En juin 1998, elle raconte: «Je suis poète, peintre et professeur de lettres (13 recueils de poèmes publiés, ainsi que deux recueils d’aphorismes et un essai sur le thème "poésie et transcendance"; quant à la peinture, j’ai exposé mes toiles à Paris - deux fois - et en province). (…) Pour ce qui est d’internet, je suis autodidacte (je n’ai reçu aucune formation informatique quelle qu’elle soit). J’ai eu l’idée de construire un site littéraire centré sur la poésie: internet me semble un moyen privilégié pour faire circuler des idées, pour communiquer ses passions aussi. Je me suis donc mise au travail, très empiriquement, et ai finalement abouti à ce site sur lequel j’essaye de mettre en valeur des poètes contemporains de talent, sans oublier la nécessaire prise de recul (rubrique "Réflexions sur la poésie") sur l’objet considéré. (…)

Par ailleurs, internet m’a mis en contact avec d’autres poètes, dont certains fort intéressants. Cela rompt le cercle de la solitude et permet d’échanger des idées. On se lance des défis aussi. Internet peut donc pousser à la créativité et relancer les motivations des poètes puisqu’ils savent qu’ils seront lus et pourront même, dans le meilleur des cas, correspondre avec leurs lecteurs et avoir les points de vue de ceux-ci sur leurs textes. Je ne vois personnellement que des aspects positifs à la promotion de la poésie par internet, tant pour le lecteur que pour le créateur.»

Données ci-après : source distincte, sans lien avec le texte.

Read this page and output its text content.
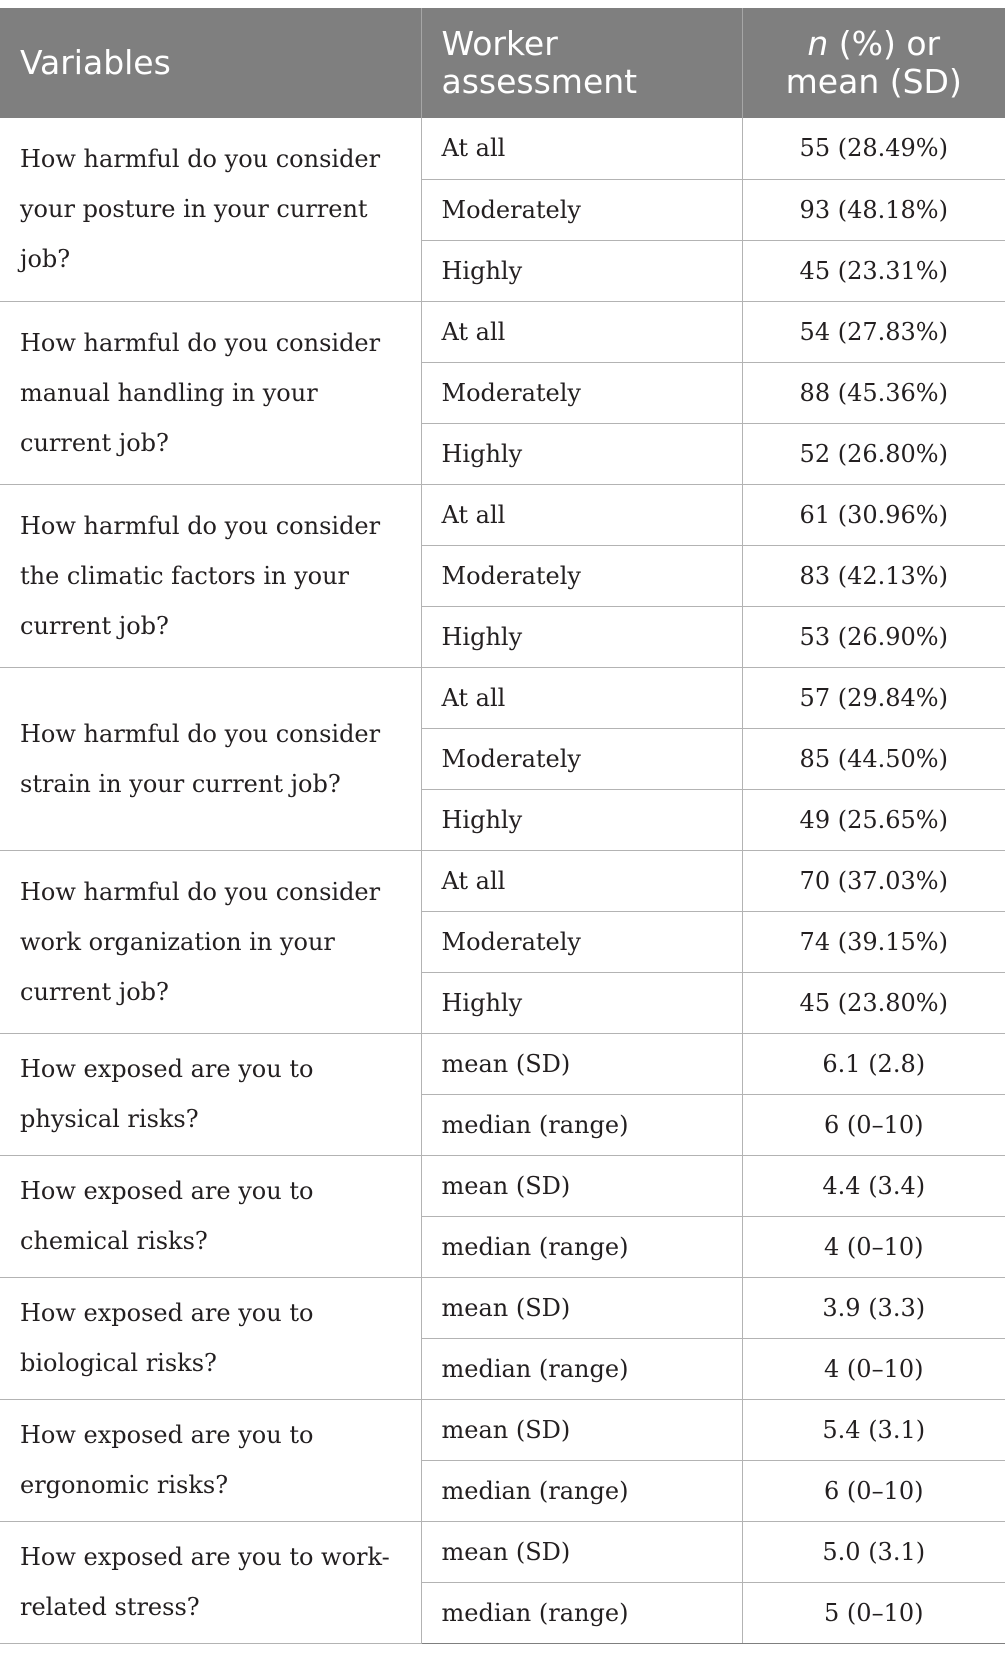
Variables	Worker assessment	n (%) or mean (SD)
How harmful do you consider your posture in your current job?	At all	55 (28.49%)
	Moderately	93 (48.18%)
	Highly	45 (23.31%)
How harmful do you consider manual handling in your current job?	At all	54 (27.83%)
	Moderately	88 (45.36%)
	Highly	52 (26.80%)
How harmful do you consider the climatic factors in your current job?	At all	61 (30.96%)
	Moderately	83 (42.13%)
	Highly	53 (26.90%)
How harmful do you consider strain in your current job?	At all	57 (29.84%)
	Moderately	85 (44.50%)
	Highly	49 (25.65%)
How harmful do you consider work organization in your current job?	At all	70 (37.03%)
	Moderately	74 (39.15%)
	Highly	45 (23.80%)
How exposed are you to physical risks?	mean (SD)	6.1 (2.8)
	median (range)	6 (0–10)
How exposed are you to chemical risks?	mean (SD)	4.4 (3.4)
	median (range)	4 (0–10)
How exposed are you to biological risks?	mean (SD)	3.9 (3.3)
	median (range)	4 (0–10)
How exposed are you to ergonomic risks?	mean (SD)	5.4 (3.1)
	median (range)	6 (0–10)
How exposed are you to work-related stress?	mean (SD)	5.0 (3.1)
	median (range)	5 (0–10)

Très vite, Poésie d’hier et d’aujourd’hui prend la forme d’une cyber- revue. Quatre ans plus tard, en mars 2001, Silvaine Arabo crée une deuxième revue, "Saraswati: revue de poésie, d’art et de réflexion", cette fois sur papier. Les deux revues «se complètent et sont vraiment à placer en regard l’une de l’autre».

= Fables

Fondé en 1992 par Nicolas et Suzanne Pewny, alors libraires en Haute- Savoie, Le Choucas est une petite maison d’édition spécialisée dans les romans policiers, la littérature, la photographie et les livres d’art. Bien qu’étant d’abord un éditeur à vocation commerciale, Nicolas Pewny tient aussi à avoir des activités non commerciales pour faire connaître des auteurs peu diffusés, par exemple Raymond Godefroy, écrivain-paysan normand, qui désespérait de trouver un éditeur pour son recueil de fables, "Fables pour l’an 2000". Quelques jours avant l'an 2000, Nicolas Pewny réalise un beau design pour ces fables et publie le recueil en ligne sur le site du Choucas.

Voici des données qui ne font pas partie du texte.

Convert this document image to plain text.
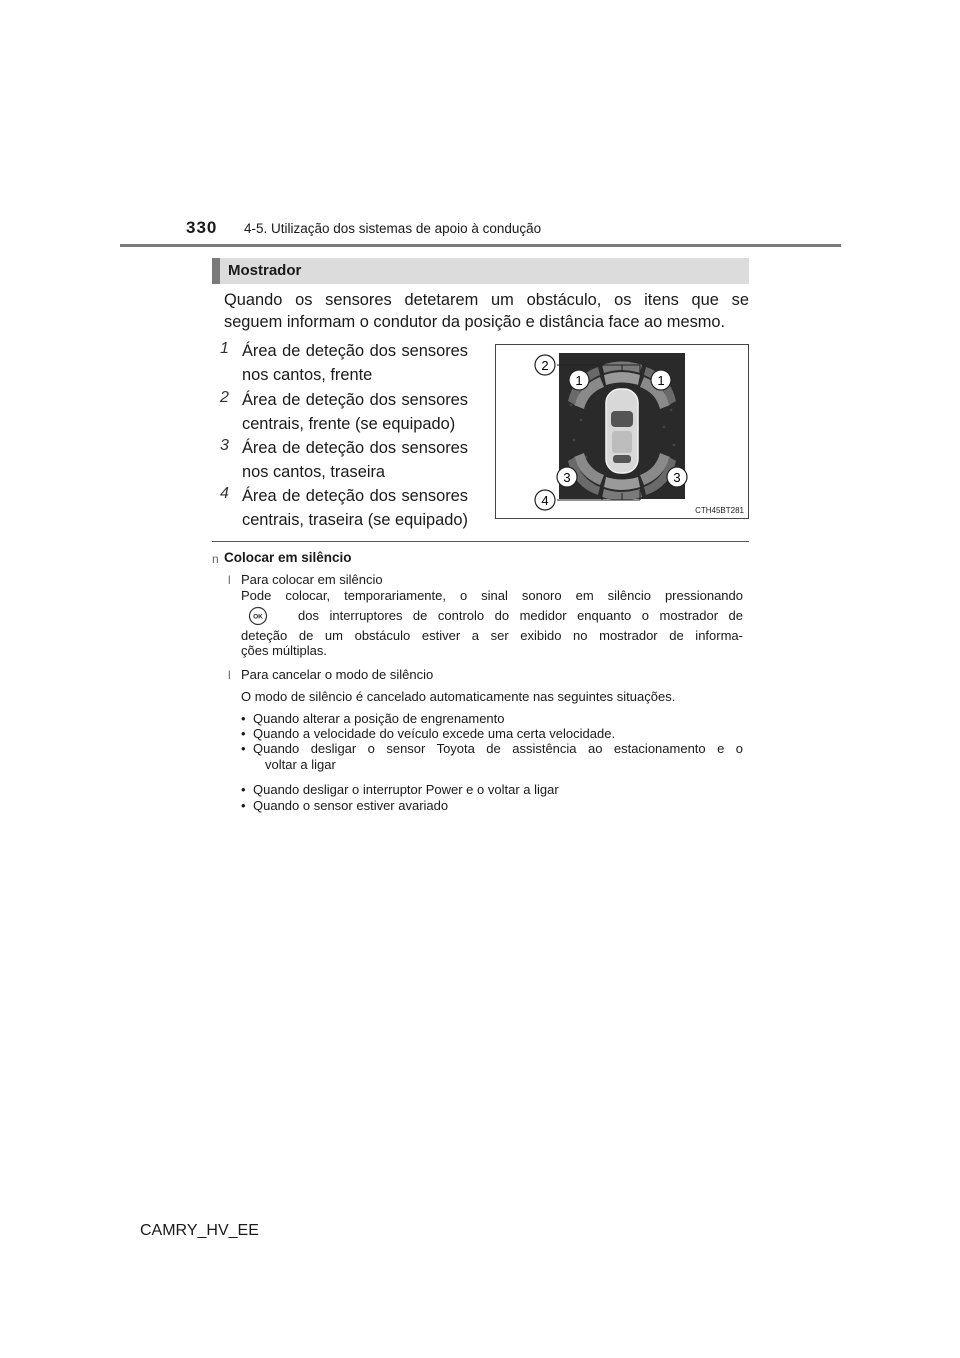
330 4-5. Utilização dos sistemas de apoio à condução
Mostrador
Quando os sensores detetarem um obstáculo, os itens que se
seguem informam o condutor da posição e distância face ao mesmo.
1 Área de deteção dos sensores
nos cantos, frente
2 Área de deteção dos sensores
centrais, frente (se equipado)
3 Área de deteção dos sensores
nos cantos, traseira
4 Área de deteção dos sensores
centrais, traseira (se equipado)
2
1	1
3	3
4
CTH45BT281
n Colocar em silêncio
l Para colocar em silêncio
Pode colocar, temporariamente, o sinal sonoro em silêncio pressionando
OK	dos interruptores de controlo do medidor enquanto o mostrador de
deteção de um obstáculo estiver a ser exibido no mostrador de informa-
ções múltiplas.
l Para cancelar o modo de silêncio
O modo de silêncio é cancelado automaticamente nas seguintes situações.
• Quando alterar a posição de engrenamento
• Quando a velocidade do veículo excede uma certa velocidade.
• Quando desligar o sensor Toyota de assistência ao estacionamento e o
voltar a ligar
• Quando desligar o interruptor Power e o voltar a ligar
• Quando o sensor estiver avariado
CAMRY_HV_EE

«Internet représente pour moi un formidable outil de communication qui nous affranchit des intermédiaires, des barrages doctrinaires et des intérêts des médias en place, écrit Raymond Godefroy en décembre 1999. Soumis aux mêmes lois cosmiques, les hommes, pouvant mieux se connaître, acquerront peu à peu cette conscience du collectif, d’appartenir à un même monde fragile pour y vivre en harmonie sans le détruire. Internet est absolument comme la langue d’Esope, la meilleure et la pire des choses, selon l’usage qu’on en fait, et j’espère qu’il me permettra de m’affranchir en partie de l’édition et de la distribution traditionnelle qui, refermée sur elle-même, souffre d’une crise d’intolérance pour entrer à reculons dans le prochain millénaire.»

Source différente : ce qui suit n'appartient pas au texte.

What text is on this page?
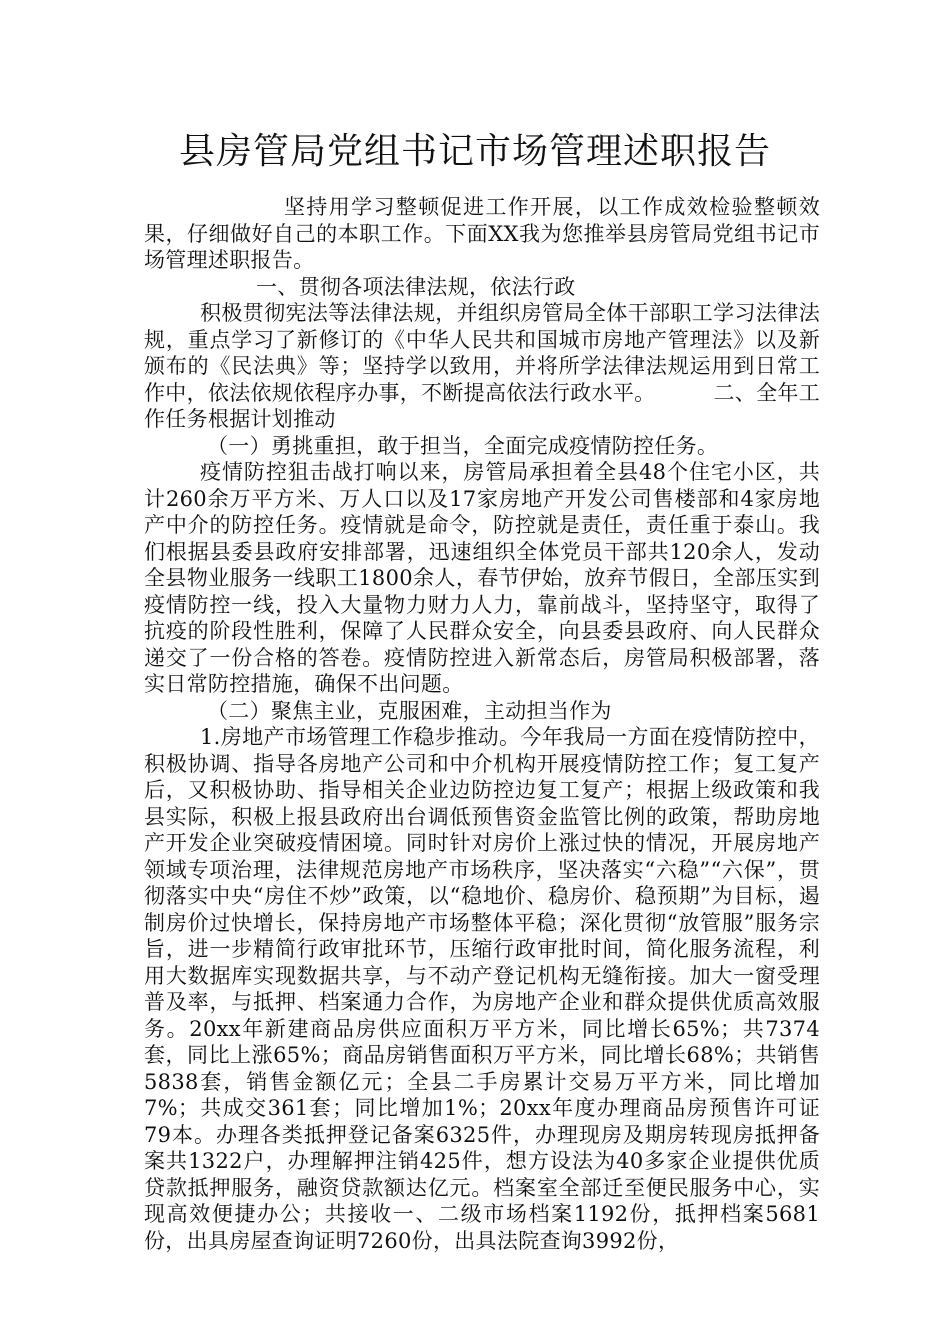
县房管局党组书记市场管理述职报告

坚持用学习整顿促进工作开展，以工作成效检验整顿效果，仔细做好自己的本职工作。下面XX我为您推举县房管局党组书记市场管理述职报告。

一、贯彻各项法律法规，依法行政

积极贯彻宪法等法律法规，并组织房管局全体干部职工学习法律法规，重点学习了新修订的《中华人民共和国城市房地产管理法》以及新颁布的《民法典》等；坚持学以致用，并将所学法律法规运用到日常工作中，依法依规依程序办事，不断提高依法行政水平。	二、全年工作任务根据计划推动

（一）勇挑重担，敢于担当，全面完成疫情防控任务。

疫情防控狙击战打响以来，房管局承担着全县48个住宅小区，共计260余万平方米、万人口以及17家房地产开发公司售楼部和4家房地产中介的防控任务。疫情就是命令，防控就是责任，责任重于泰山。我们根据县委县政府安排部署，迅速组织全体党员干部共120余人，发动全县物业服务一线职工1800余人，春节伊始，放弃节假日，全部压实到疫情防控一线，投入大量物力财力人力，靠前战斗，坚持坚守，取得了抗疫的阶段性胜利，保障了人民群众安全，向县委县政府、向人民群众递交了一份合格的答卷。疫情防控进入新常态后，房管局积极部署，落实日常防控措施，确保不出问题。

（二）聚焦主业，克服困难，主动担当作为

1.房地产市场管理工作稳步推动。今年我局一方面在疫情防控中，积极协调、指导各房地产公司和中介机构开展疫情防控工作；复工复产后，又积极协助、指导相关企业边防控边复工复产；根据上级政策和我县实际，积极上报县政府出台调低预售资金监管比例的政策，帮助房地产开发企业突破疫情困境。同时针对房价上涨过快的情况，开展房地产领域专项治理，法律规范房地产市场秩序，坚决落实“六稳”“六保”，贯彻落实中央“房住不炒”政策，以“稳地价、稳房价、稳预期”为目标，遏制房价过快增长，保持房地产市场整体平稳；深化贯彻“放管服”服务宗旨，进一步精简行政审批环节，压缩行政审批时间，简化服务流程，利用大数据库实现数据共享，与不动产登记机构无缝衔接。加大一窗受理普及率，与抵押、档案通力合作，为房地产企业和群众提供优质高效服务。20xx年新建商品房供应面积万平方米，同比增长65%；共7374套，同比上涨65%；商品房销售面积万平方米，同比增长68%；共销售5838套，销售金额亿元；全县二手房累计交易万平方米，同比增加7%；共成交361套；同比增加1%；20xx年度办理商品房预售许可证79本。办理各类抵押登记备案6325件，办理现房及期房转现房抵押备案共1322户，办理解押注销425件，想方设法为40多家企业提供优质贷款抵押服务，融资贷款额达亿元。档案室全部迁至便民服务中心，实现高效便捷办公；共接收一、二级市场档案1192份，抵押档案5681份，出具房屋查询证明7260份，出具法院查询3992份，
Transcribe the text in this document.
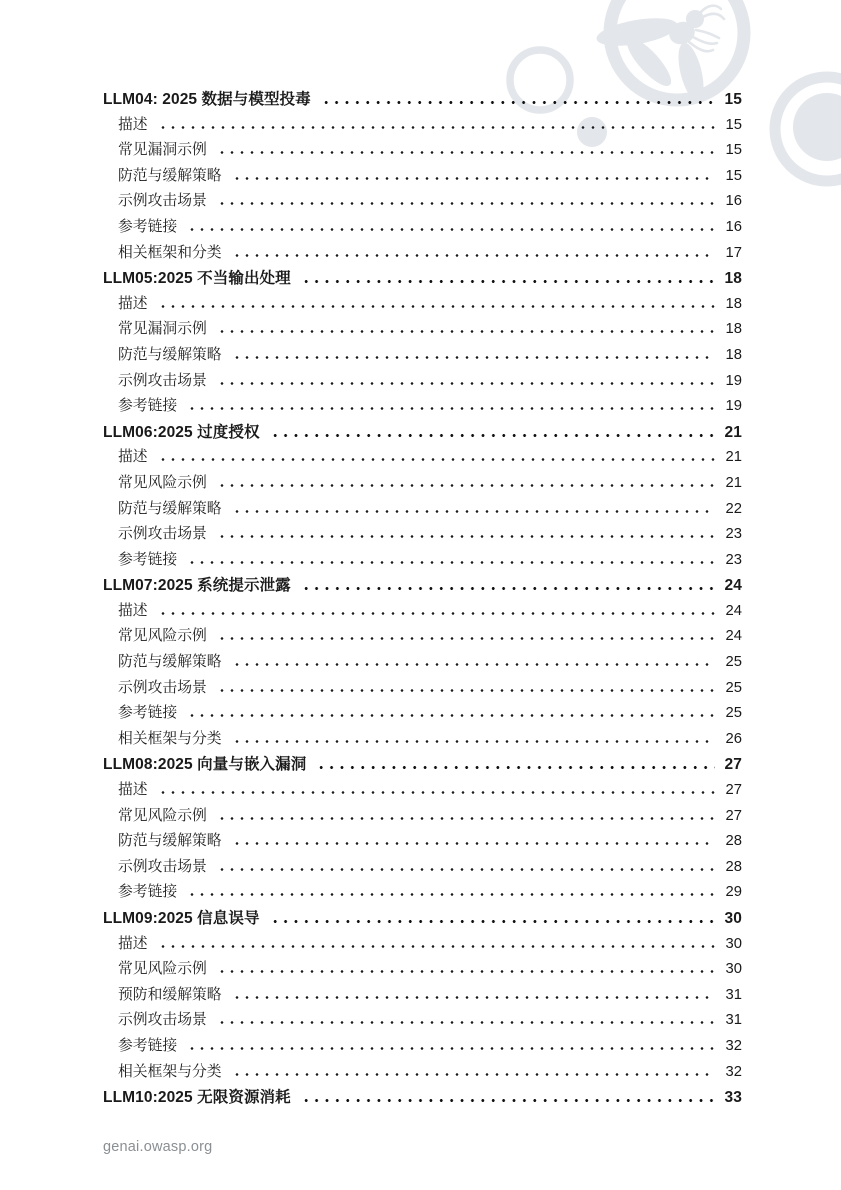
LLM04: 2025 数据与模型投毒	15
描述	15
常见漏洞示例	15
防范与缓解策略	15
示例攻击场景	16
参考链接	16
相关框架和分类	17
LLM05:2025 不当输出处理	18
描述	18
常见漏洞示例	18
防范与缓解策略	18
示例攻击场景	19
参考链接	19
LLM06:2025 过度授权	21
描述	21
常见风险示例	21
防范与缓解策略	22
示例攻击场景	23
参考链接	23
LLM07:2025 系统提示泄露	24
描述	24
常见风险示例	24
防范与缓解策略	25
示例攻击场景	25
参考链接	25
相关框架与分类	26
LLM08:2025 向量与嵌入漏洞	27
描述	27
常见风险示例	27
防范与缓解策略	28
示例攻击场景	28
参考链接	29
LLM09:2025 信息误导	30
描述	30
常见风险示例	30
预防和缓解策略	31
示例攻击场景	31
参考链接	32
相关框架与分类	32
LLM10:2025 无限资源消耗	33
genai.owasp.org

Très certainement autobiographique, la fable "Le poète et l’éditeur" (sixième fable de la troisième partie du recueil) relate on ne peut mieux les affres du poète à la recherche d’un éditeur. Raymond Godefroy restant très attaché au papier, il auto-publie la version imprimée de ses fables en juin 2001, avec un titre légèrement différent, "Fables pour les années 2000", puisque le cap du 21e siècle est désormais franchi.

= Romans policiers

Michel Benoît habite Montréal, au Québec. Auteur de nouvelles policières, de récits noirs et d’histoires fantastiques, il utilise l’internet pour élargir ses horizons et pour abolir le temps et la distance. Il relate en juin 2000: «L’internet s’est imposé à moi comme outil de recherche et de communication, essentiellement. Non, pas essentiellement. Ouverture sur le monde aussi. Si l’on pense "recherche", on pense "information". Voyez-vous, si l’on pense "écriture", "réflexion", on pense "connaissance", "recherche". Donc on va sur la toile pour tout, pour une idée, une image, une explication. Un discours prononcé il y a vingt ans, une peinture exposée dans un musée à l’autre bout du monde. On peut donner une idée à quelqu’un qu’on n’a jamais vu, et en recevoir de même. La toile, c’est le monde au clic de la souris. On pourrait penser que c’est un beau cliché. Peut-être bien, à moins de prendre conscience de toutes les implications de la chose. L’instantanéité, l’information tout de suite, maintenant. Plus besoin de fouiller, de se taper des heures de recherche. On est en train de faire, de produire. On a besoin d’une information. On va la chercher, immédiatement. De plus, on a accès aux plus grandes bibliothèques, aux plus importants journaux, aux musées les plus prestigieux. (…)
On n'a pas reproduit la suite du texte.